Health Reform and Medical Malpractice Reform
April 26, 2011
The final version of the Patient Protection and Affordable Care Act (PPACA) included only two minor provisions related to medical malpractice. Section 6801 encourages states "to develop and test alternatives to the civil litigation system," say David A. Hyman, University of Illinois, and William M. Sage, University of Texas at Austin.
Section 10607 authorizes $50 million over a five-year period to support demonstration grants to states for the "development, implementation, and evaluation of alternatives to current tort litigation for resolving disputes over injuries allegedly caused by health care providers or health care organizations."
To qualify for the new funding, a state must demonstrate that its proposal:
- Makes the medical liability system more reliable and efficient.
- Encourages the disclosure of health care errors and enhances patient safety.
- Improves access to liability insurance.
- Fully informs patients about the differences in the alternative and current tort litigation.
- Provides patients the ability to opt out of or voluntarily withdraw from participating in the alternative at any time.
- Does not conflict with state law and will not limit or curtail a patient's existing legal rights.
Why did the PPACA not emphasize malpractice reform as a more important component of health care reform?
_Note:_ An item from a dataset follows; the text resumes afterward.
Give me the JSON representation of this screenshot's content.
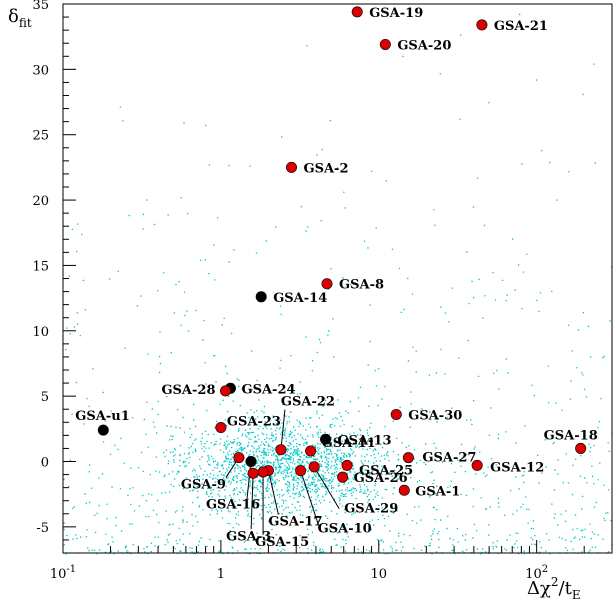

Should the PPACA have done more to change the rules of malpractice liability? What kinds of changes might make sense? The PPACA's omission of malpractice reform was a missed opportunity to secure the support of physicians for payment reform and delivery-system transformation. The real issue is what we want our health care system and our malpractice system to do when working together.
Modifications to both should be undertaken with that question in mind, say Hyman and Sage.